Headline.co.id, Desa Tutur Di Kecamatan Tutur ~ Kabupaten Pasuruan, merayakan Tahun Baru Islam dengan menggelar Festival Jenang Suro pada Rabu (8/7/2026). Acara ini diadakan di Pendopo Kecamatan Tutur dan sepanjang jalan sekitar kantor kecamatan. Festival ini merupakan bagian dari tradisi masyarakat setempat dalam menyambut Tahun Baru Islam, di mana jenang suro atau Bubur Suro disajikan sebagai simbol kebersamaan dan doa untuk keberkahan.
Para ibu warga Desa Tutur secara gotong royong memasak jenang suro di halaman pendopo. Setelah selesai, jenang tersebut dibagikan secara gratis kepada masyarakat yang hadir.
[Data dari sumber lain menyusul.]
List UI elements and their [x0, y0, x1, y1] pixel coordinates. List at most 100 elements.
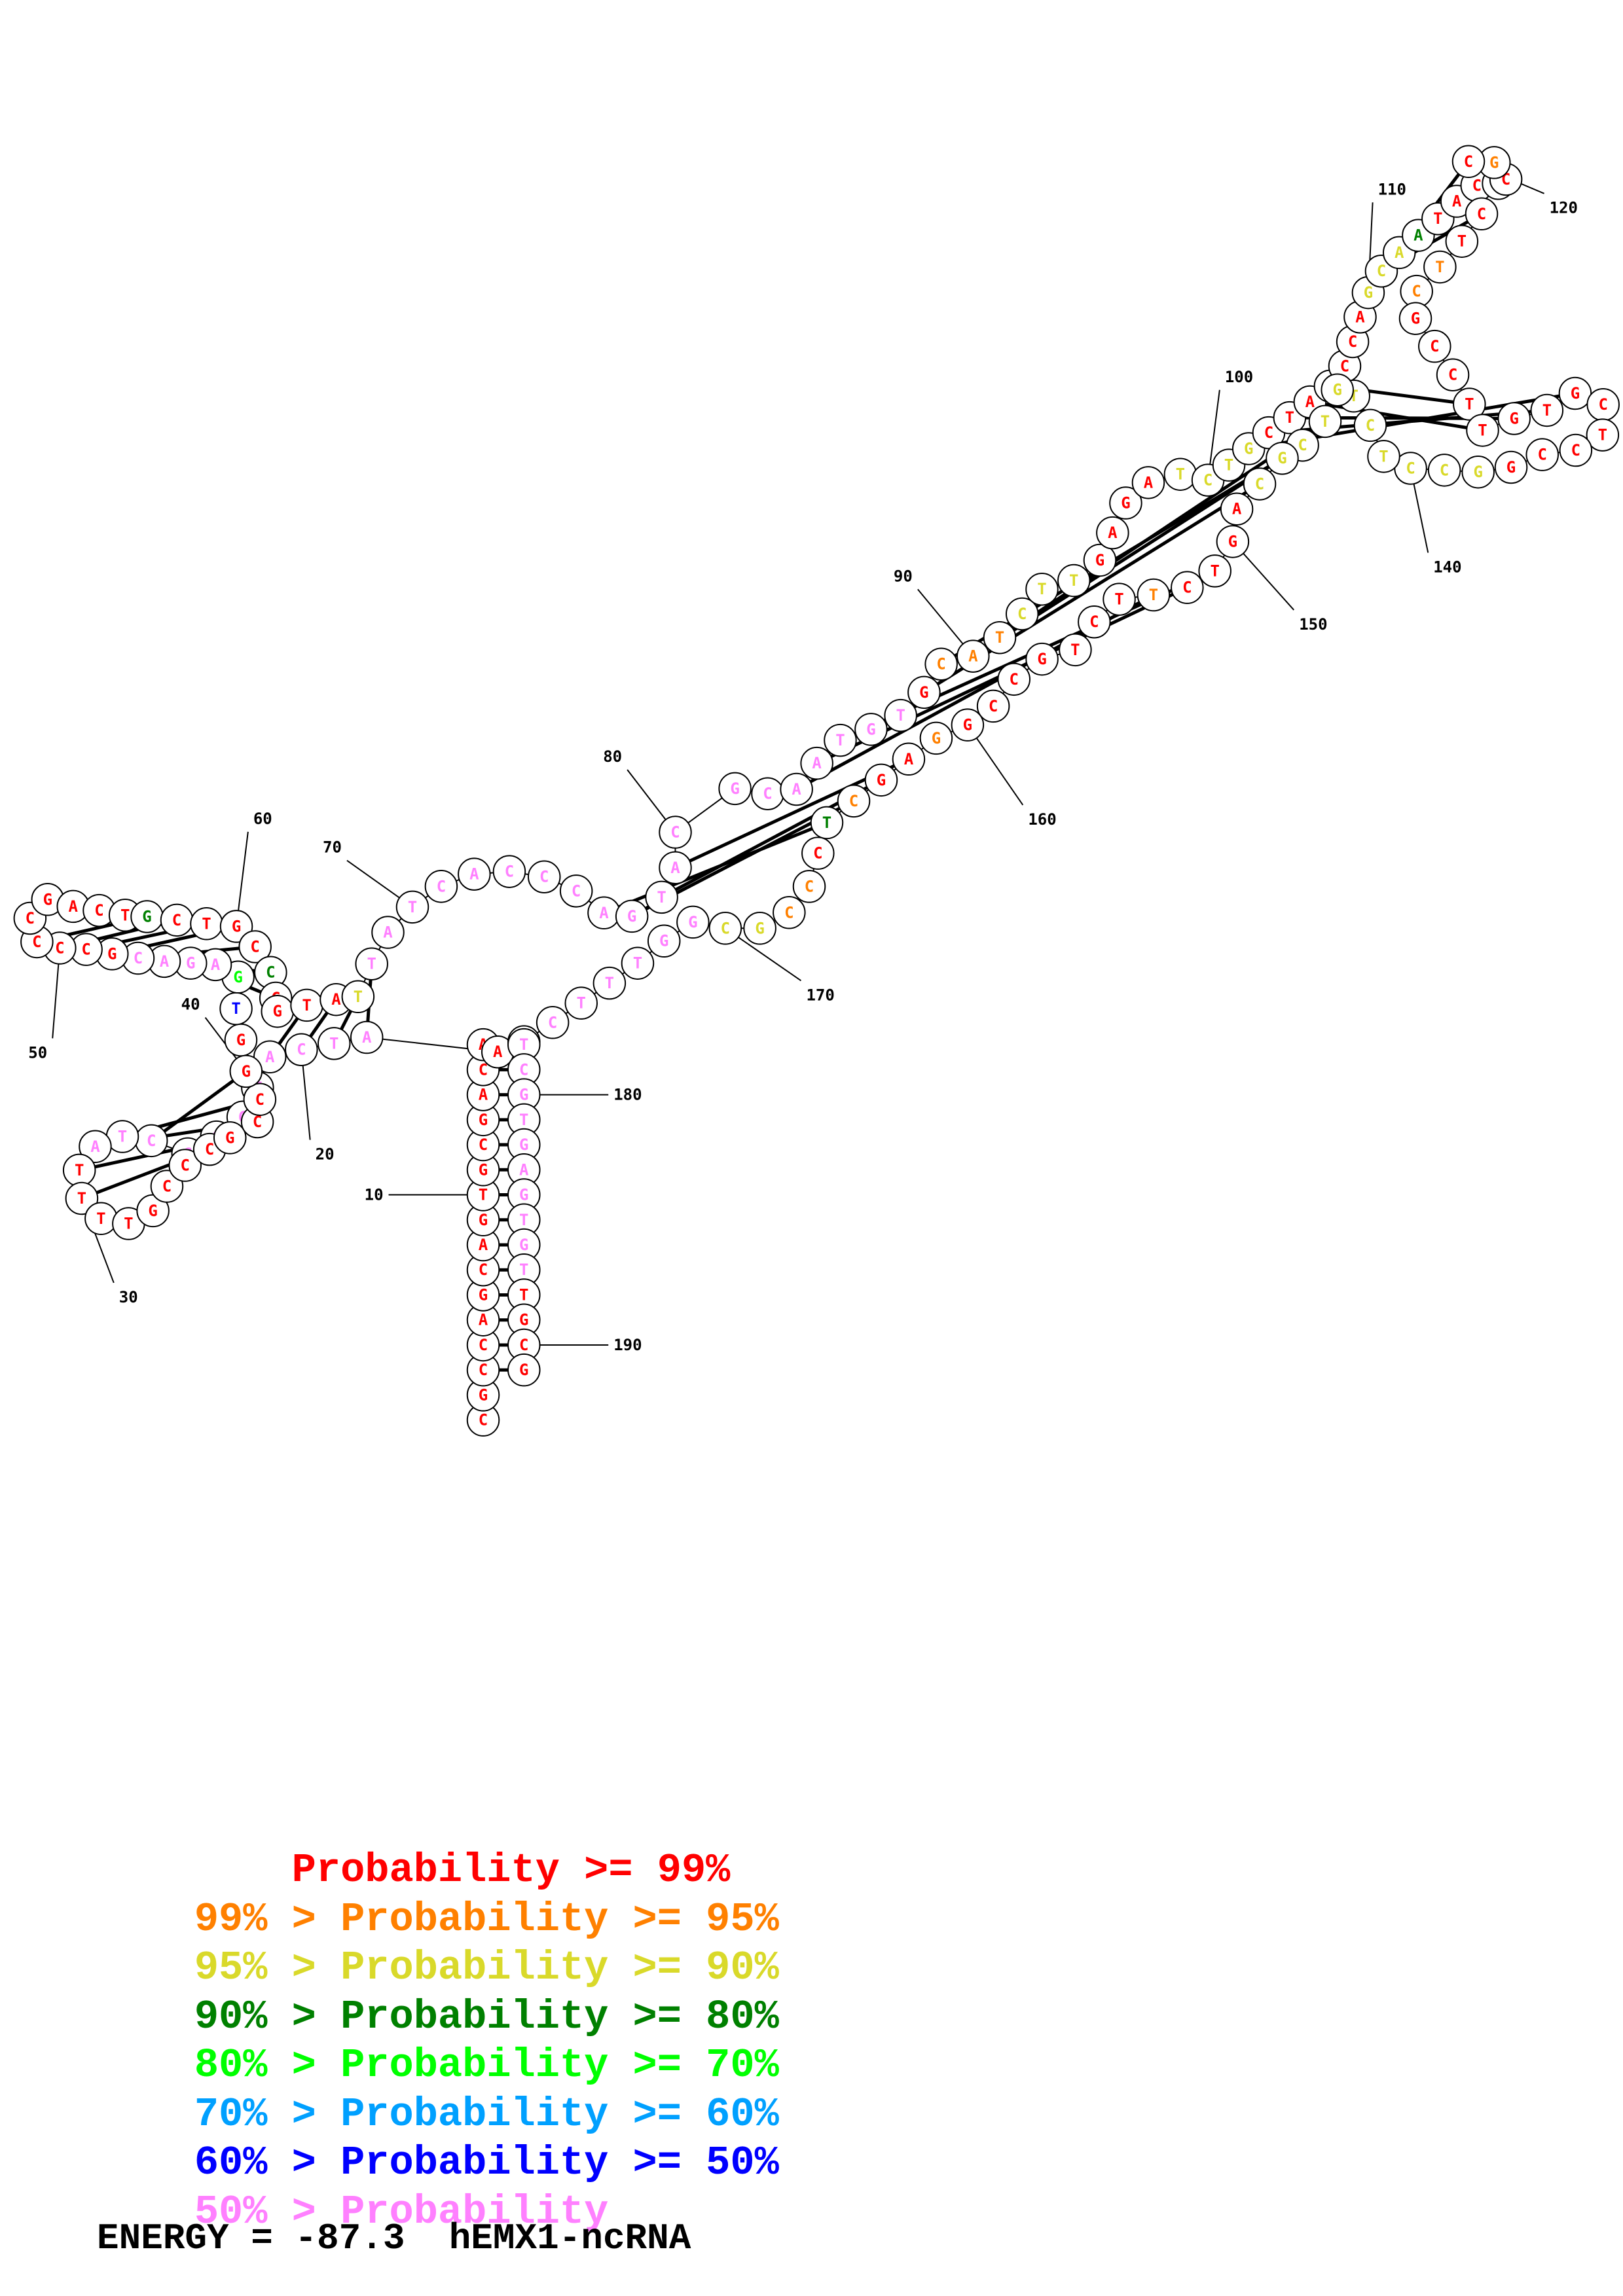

Camat Tutur, Hendi Candrawijaya, menyampaikan apresiasinya kepada masyarakat yang terus melestarikan tradisi ini. “Mari terus lestarikan warisan budaya sebagai identitas dan kebanggaan untuk memperkuat kebersamaan masyarakat sekaligus memperkenalkan kekayaan tradisi lokal kepada generasi muda,” ujarnya.
Gotong Royong dan Kebersamaan
Festival Jenang Suro tidak hanya menjadi ajang kuliner, tetapi juga memperkuat nilai gotong royong dan persaudaraan di warga. Hendi Candrawijaya menekankan pentingnya menjaga tradisi ini agar tetap hidup di tengah perkembangan zaman. “Melalui festival ini, nilai gotong royong, persaudaraan, dan penghormatan terhadap tradisi leluhur akan terus terjaga,” tambahnya.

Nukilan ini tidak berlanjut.